Kitimat mayor Germuth said lessons were learned when Rio Tinto’s Kitimat Modernization Project began nearly a decade ago and the emergency room was flooded with camp workers who didn’t have local family doctors.
“That completely changed everything. From then on, Northern Health has required that all of the worker accommodation facilities near the community have to have their own medical staff,” he says. “The accommodation providers have enacted a strict policy that workers are forbidden to use public health facilities.”
That’s only true to a point, Holmes said. While camp workers shouldn’t attend local health care facilities for minor symptoms, hospitals may be called upon in more serious health emergencies, such as heart attacks and respiratory problems.
“The hospital never turns us away, but we do our very best to keep everything we can in camp,” he says.
Coastal GasLink acknowledged risk to health system
In its March 2014 application, Coastal GasLink notes that residents of northern B.C. “tend not to be as healthy as residents in the south.” It included chronic respiratory disease — an underlying condition that could increase the risk of COVID-19 — among the five greatest health concerns for the region.
“Industrial camps can also negatively affect families and communities by placing stress on community health services and infrastructure,” the report states.
The application notes that local health care facilities generally run at “very high capacity almost all of the time” and that primary care access is a concern in rural and remote areas. It points to hospitals in Smithers, Dawson Creek, Fort St. John, Kitimat, Terrace and Prince George as having “approached or experienced full capacity over the last five years.”

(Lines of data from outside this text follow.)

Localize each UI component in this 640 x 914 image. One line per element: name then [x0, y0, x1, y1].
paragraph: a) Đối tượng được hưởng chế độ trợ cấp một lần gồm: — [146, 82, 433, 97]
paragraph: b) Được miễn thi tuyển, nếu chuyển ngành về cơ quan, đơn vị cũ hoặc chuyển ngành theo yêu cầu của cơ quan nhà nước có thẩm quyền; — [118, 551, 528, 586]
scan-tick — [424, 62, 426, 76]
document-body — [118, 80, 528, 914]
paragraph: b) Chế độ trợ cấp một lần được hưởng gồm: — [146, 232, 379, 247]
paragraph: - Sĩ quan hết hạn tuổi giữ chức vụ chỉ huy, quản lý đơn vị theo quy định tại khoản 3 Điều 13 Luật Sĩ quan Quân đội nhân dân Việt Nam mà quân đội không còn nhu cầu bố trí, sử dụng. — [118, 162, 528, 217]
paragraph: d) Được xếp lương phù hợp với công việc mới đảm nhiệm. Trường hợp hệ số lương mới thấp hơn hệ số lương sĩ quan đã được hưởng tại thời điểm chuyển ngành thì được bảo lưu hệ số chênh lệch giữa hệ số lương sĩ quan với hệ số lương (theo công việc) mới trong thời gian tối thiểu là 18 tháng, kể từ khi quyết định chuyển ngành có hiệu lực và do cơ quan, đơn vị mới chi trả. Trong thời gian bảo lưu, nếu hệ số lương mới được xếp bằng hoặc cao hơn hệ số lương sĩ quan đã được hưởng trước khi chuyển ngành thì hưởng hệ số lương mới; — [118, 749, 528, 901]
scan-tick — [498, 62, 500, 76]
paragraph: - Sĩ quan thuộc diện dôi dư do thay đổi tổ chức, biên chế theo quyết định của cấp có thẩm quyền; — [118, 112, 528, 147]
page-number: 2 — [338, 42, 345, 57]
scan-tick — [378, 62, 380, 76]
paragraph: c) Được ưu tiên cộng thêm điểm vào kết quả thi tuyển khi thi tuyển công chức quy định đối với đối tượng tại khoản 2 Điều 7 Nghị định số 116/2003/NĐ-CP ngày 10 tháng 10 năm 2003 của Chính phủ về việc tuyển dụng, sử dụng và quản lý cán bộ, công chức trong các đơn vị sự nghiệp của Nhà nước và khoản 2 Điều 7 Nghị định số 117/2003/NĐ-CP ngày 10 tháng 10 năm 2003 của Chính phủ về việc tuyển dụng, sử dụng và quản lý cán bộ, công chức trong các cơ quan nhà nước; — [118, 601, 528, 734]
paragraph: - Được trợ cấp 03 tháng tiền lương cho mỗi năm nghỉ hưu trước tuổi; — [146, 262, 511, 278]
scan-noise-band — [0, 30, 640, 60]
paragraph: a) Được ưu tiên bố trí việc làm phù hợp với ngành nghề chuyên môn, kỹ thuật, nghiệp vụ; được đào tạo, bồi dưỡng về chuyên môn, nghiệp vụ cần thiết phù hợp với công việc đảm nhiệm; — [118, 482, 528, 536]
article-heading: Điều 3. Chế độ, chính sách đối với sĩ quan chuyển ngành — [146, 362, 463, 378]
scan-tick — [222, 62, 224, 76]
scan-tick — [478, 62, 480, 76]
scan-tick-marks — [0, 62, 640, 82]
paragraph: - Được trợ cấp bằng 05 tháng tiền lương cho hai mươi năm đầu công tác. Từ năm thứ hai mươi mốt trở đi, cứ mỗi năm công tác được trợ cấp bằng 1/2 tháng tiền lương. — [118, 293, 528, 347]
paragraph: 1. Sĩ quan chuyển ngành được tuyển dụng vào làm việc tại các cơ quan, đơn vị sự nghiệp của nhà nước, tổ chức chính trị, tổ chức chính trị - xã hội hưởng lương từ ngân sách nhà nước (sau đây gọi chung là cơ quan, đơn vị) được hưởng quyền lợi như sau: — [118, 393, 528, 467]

Speaking in Terrace last May, Health Minister Adrian Dix announced that the city’s Mills Memorial Hospital would be replaced. The new $447.5-million facility will have 78 beds, up from 44 beds. It is not expected to be complete until 2024.
In an email, Terrace Mayor Carol Leclerc said she believes the community is close to meeting its medical needs, something backed up by statistics obtained from the Canadian Institute for Health Information.
Across the region, the number of doctors in most communities has remained constant or increased since 2014. In Terrace, the number of practising physicians has increased by 50 per cent while in Smithers it has doubled in the past six years. In Kitimat, the number has remained roughly the same.
However, as recently as December, Coastal GasLink noted the continued pressure on local medical services in a status report.
“Coastal GasLink will continue to connect with local emergency management facilities about potential local paramedical capacity challenges and to continue to inform about construction activity timelines and peak workforce durations,” the company says. “Although the general emphasis of the project is to hire local first, if additional resources are required, Coastal GasLink will work with contracted service providers to minimize local service gaps.”
Germuth says he’s happy to see proactive measures taken by both industry and the community in general as the northern town’s streets empty.
“Looking at the traffic in town, it’s almost non-existent now,” he says. “As a community, we’re taking every precaution we can to minimize the threat of COVID-19. We just implore everyone to take this threat very seriously and to do your part in keeping everyone safe and well.”
*Story updated on March 26 at 9:45 a.m. to include additional information about workers on the job along the pipeline route.